The peak of Battuta was kidnapped and robbed of all his things except his pants. But disaster doesn't stop there. When he made it to the port of Calicut, on the night of an ocean voyage, his ships exploded in the sea because of the storm and sank, killing many people in his entourage. Fortunately, Ibn Battuta still survived the tragic tragedy.

The series of disasters had made Ibn Battuta devastated. On the other hand, he was reluctant to return to Delhi and face the sultan, so he chose to take a sea trip south to the Indian Ocean Islands in the Maldives.

On the tropical island, Ibn Battuta had settled and married several wives. While in the Maldives he returned to work as an Islamic judge.

But after fighting with the authorities, he continued his trip to China. After making a stopover in Sri Lanka, he boarded a merchant ship through Southeast Asia.

In 1344, he arrived at the bustling Chinese port in Quanzhou. He described the port as one of the largest ports but was filled with garbage.

Despite this, Battuta described the Mongol China as "the safest and best country for travelers" and praised its natural beauty, but he also called its inhabitants infidels.

Depressed by the habits of foreigners who contradict Islamic teachings, Ibn Battuta was finally only fixated on the Muslim community in the country. As a result, the records in this country are also vague, it's just that he calls the city of Hangzhou "the biggest city I've ever seen on earth."

Until now historians were still debating how far he went, but he claimed to have traveled north to Beijing and crossed the famous great canal.

End of the Adventure of Ibn Battuta

China marks the beginning of the end of Ibn Battuta's journey. After reaching the edge of the world, he finally turned and returned to Morocco.

On his way home his ship was attacked by pirates near the island of Sumatra until he finally stopped in the town of Perlak Sumatra on 1345-1346. At that time the city of Perlak was controlled by Malik Zahir, Sultan Samudera Pasai.

He described Sultan Malik as a simple sultan, where he always walked when he performed Friday prayers to the mosque. He also said that the Kingdom of Samudera Pasai was more inclined to be a Sunni kingdom than the Shiite kingdom.

From Sumatra, Ibn Battuta continued his journey back. It passed the Indian, Mediterranean, North African and Saharan routes until finally returning to Tangier, Morocco in 1349.

Upon arriving at home, Battuta's parents had died, so he only stayed for a while before traveling to Spain. He then began a multi-year journey across the Sahara to the Mali Empire to visit Timbuktu.

During his adventures, Battuta never wrote a record of his adventures, but when he returned to Morocco in 1354, the country's sultan ordered him to compile a travel record.

He then spent the following year dictating his story to an author named Ibn Juzayy.

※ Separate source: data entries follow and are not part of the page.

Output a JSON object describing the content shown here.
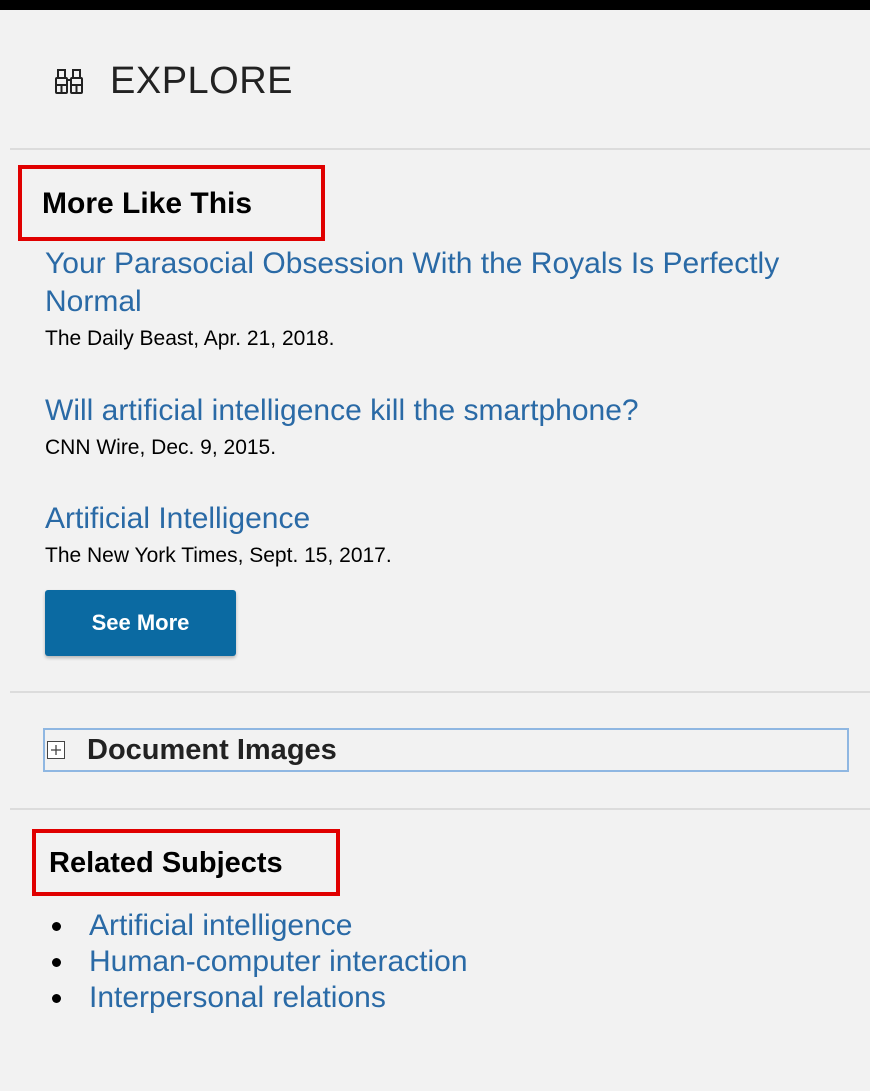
{
  "explore": {
    "title": "EXPLORE",
    "icon": "binoculars-icon"
  },
  "more_like_this": {
    "heading": "More Like This",
    "articles": [
      {
        "title": "Your Parasocial Obsession With the Royals Is Perfectly Normal",
        "source": "The Daily Beast, Apr. 21, 2018."
      },
      {
        "title": "Will artificial intelligence kill the smartphone?",
        "source": "CNN Wire, Dec. 9, 2015."
      },
      {
        "title": "Artificial Intelligence",
        "source": "The New York Times, Sept. 15, 2017."
      }
    ],
    "see_more_label": "See More"
  },
  "document_images": {
    "label": "Document Images",
    "icon": "plus-box-icon"
  },
  "related_subjects": {
    "heading": "Related Subjects",
    "items": [
      "Artificial intelligence",
      "Human-computer interaction",
      "Interpersonal relations"
    ]
  },
  "colors": {
    "link": "#2a6aa6",
    "button": "#0b6aa2",
    "highlight": "#e00000",
    "background": "#f2f2f2"
  }
}
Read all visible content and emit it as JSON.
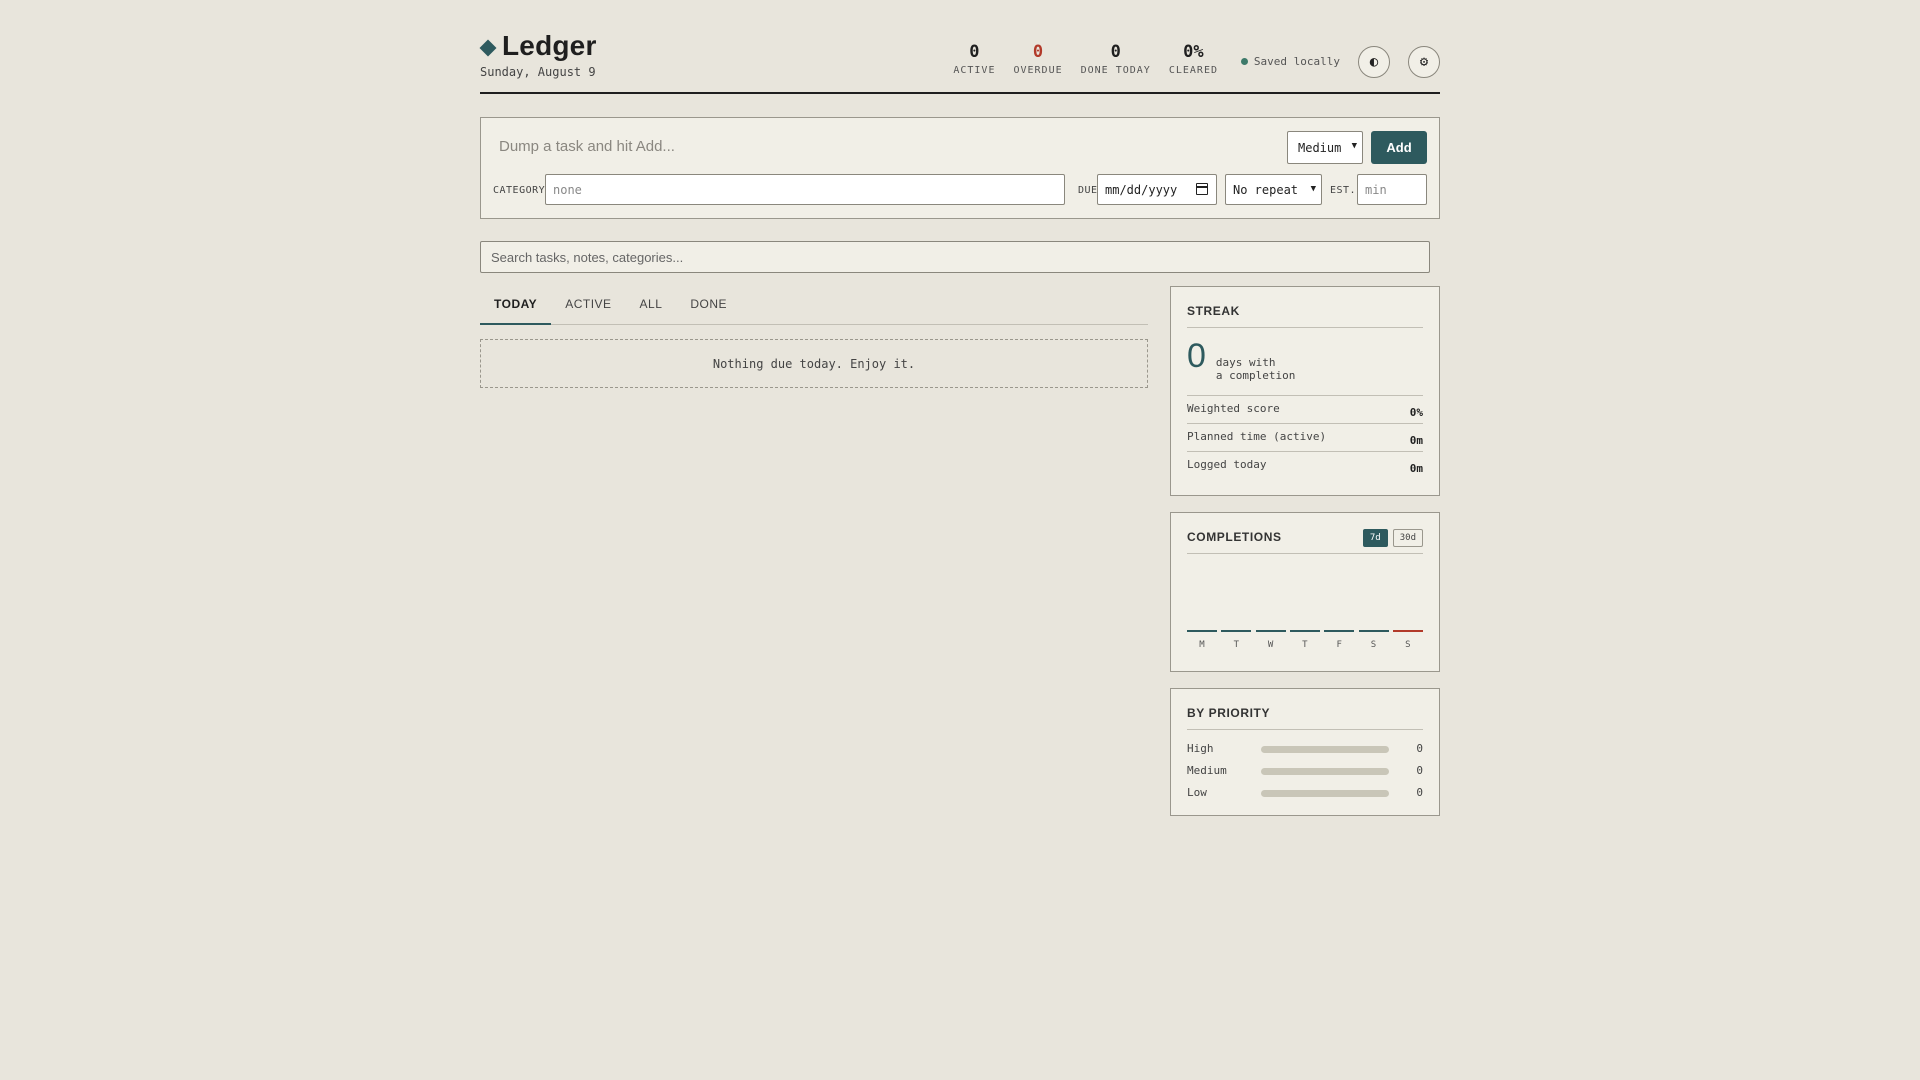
{
  "header": {
    "brand": "Ledger",
    "date": "Sunday, August 9",
    "stats": [
      {
        "value": "0",
        "label": "ACTIVE"
      },
      {
        "value": "0",
        "label": "OVERDUE"
      },
      {
        "value": "0",
        "label": "DONE TODAY"
      },
      {
        "value": "0%",
        "label": "CLEARED"
      }
    ],
    "saved_status": "Saved locally",
    "theme_icon": "◐",
    "settings_icon": "⚙"
  },
  "composer": {
    "task_placeholder": "Dump a task and hit Add...",
    "priority_selected": "Medium",
    "add_label": "Add",
    "category_label": "CATEGORY",
    "category_placeholder": "none",
    "due_label": "DUE",
    "due_placeholder": "mm/dd/yyyy",
    "repeat_selected": "No repeat",
    "est_label": "EST.",
    "est_placeholder": "min"
  },
  "search": {
    "placeholder": "Search tasks, notes, categories..."
  },
  "tabs": [
    "TODAY",
    "ACTIVE",
    "ALL",
    "DONE"
  ],
  "active_tab": "TODAY",
  "empty_message": "Nothing due today. Enjoy it.",
  "streak": {
    "title": "STREAK",
    "count": "0",
    "caption_line1": "days with",
    "caption_line2": "a completion",
    "rows": [
      {
        "label": "Weighted score",
        "value": "0%"
      },
      {
        "label": "Planned time (active)",
        "value": "0m"
      },
      {
        "label": "Logged today",
        "value": "0m"
      }
    ]
  },
  "completions": {
    "title": "COMPLETIONS",
    "ranges": [
      "7d",
      "30d"
    ],
    "selected_range": "7d",
    "days": [
      "M",
      "T",
      "W",
      "T",
      "F",
      "S",
      "S"
    ],
    "values": [
      0,
      0,
      0,
      0,
      0,
      0,
      0
    ]
  },
  "by_priority": {
    "title": "BY PRIORITY",
    "rows": [
      {
        "label": "High",
        "count": "0"
      },
      {
        "label": "Medium",
        "count": "0"
      },
      {
        "label": "Low",
        "count": "0"
      }
    ]
  },
  "colors": {
    "accent": "#2e5a5e",
    "danger": "#b23a2a",
    "background": "#e8e5dc"
  }
}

The result is an oral history known as Rihla (journey).

Although not very popular in his day, this book now stands as one of the clearest and most extensive travel records of the 14th-century Islamic world.

After the completion of Rihla, Ibn Battuta disappeared from historical records. However, he is believed to have worked as a judge in Morocco and died around 1368. It seems that after spending a lifetime on the road, the big wanderer finally decided to settle in one place.